Zuletzt durfte Bremens Bürgermeister Jens Böhrnsen (SPD) nach Artikel 57 Übergangs-Bundespräsident sein. Er sprang im Frühsommer 2010 ein, als Horst Köhler seinen Rücktritt mit sofortiger Wirkung erklärt hatte. Der 62-jährige Sozialdemokrat machte nicht viel Aufhebens um seinen neuen Job - er erledigte still die Aktenarbeit, die anfiel.
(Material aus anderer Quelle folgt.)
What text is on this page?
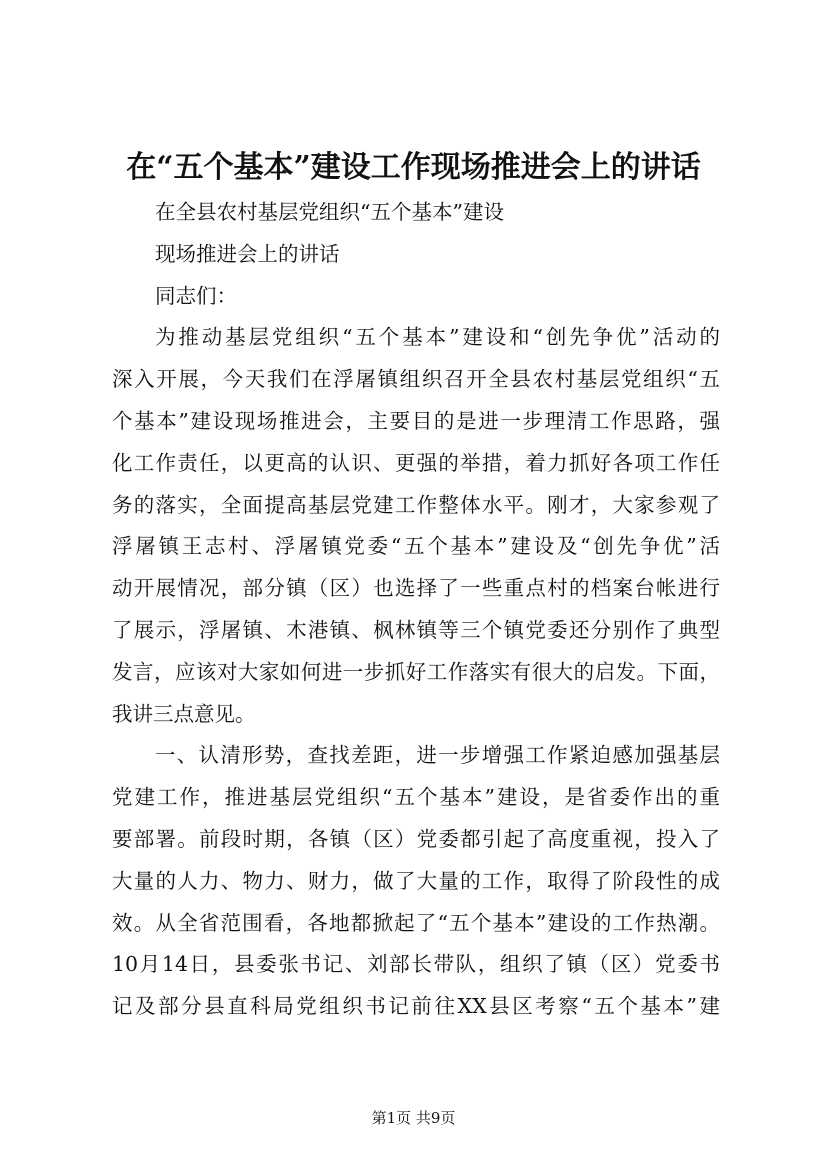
在“五个基本”建设工作现场推进会上的讲话
在全县农村基层党组织“五个基本”建设
现场推进会上的讲话
同志们：
为推动基层党组织“五个基本”建设和“创先争优”活动的
深入开展，今天我们在浮屠镇组织召开全县农村基层党组织“五
个基本”建设现场推进会，主要目的是进一步理清工作思路，强
化工作责任，以更高的认识、更强的举措，着力抓好各项工作任
务的落实，全面提高基层党建工作整体水平。刚才，大家参观了
浮屠镇王志村、浮屠镇党委“五个基本”建设及“创先争优”活
动开展情况，部分镇（区）也选择了一些重点村的档案台帐进行
了展示，浮屠镇、木港镇、枫林镇等三个镇党委还分别作了典型
发言，应该对大家如何进一步抓好工作落实有很大的启发。下面，
我讲三点意见。
一、认清形势，查找差距，进一步增强工作紧迫感加强基层
党建工作，推进基层党组织“五个基本”建设，是省委作出的重
要部署。前段时期，各镇（区）党委都引起了高度重视，投入了
大量的人力、物力、财力，做了大量的工作，取得了阶段性的成
效。从全省范围看，各地都掀起了“五个基本”建设的工作热潮。
10月14日，县委张书记、刘部长带队，组织了镇（区）党委书
记及部分县直科局党组织书记前往XX县区考察“五个基本”建
第1页 共9页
Er fertige Gesetze aus, empfing Botschafter, händigte Urkunden aus.

Böhrnsen hatte von Anfang an klargemacht, dass er Gast im Schloss Bellevue sei, nicht Hausherr. Es war nur ein Monat, aber der verwandelte den Mann von der Weser in einen bundesweit geschätzten Politiker.

Auch für Seehofer birgt die neue Aufgabe Chancen. Ihm mangelt es zwar nicht an bundesweiter Bekanntheit. Dafür ist er zu lange im Geschäft. Sein Problem ist, dass viele ihn für einen sprunghaften Politiker halten, der er zweifelsohne auch ist.

Bei der Landtagswahl 2013 fordert ihn Münchens Oberbürgermeister Christian Ude (SPD) heraus. Ude ist bei den Leuten beliebter als Seehofer, nach all den Jahren ist Ude wirklich einmal eine ernstzunehmende Bedrohung für die CSU. Sie kann sich nicht mehr sicher sein, 2013 an der Macht zu bleiben. Gebrauchen könnte Seehofer einen Crashkurs als Bundespräsidenten-Vertreter daher ganz gut. Nun hat er Gelegenheit, 30 Tage lang.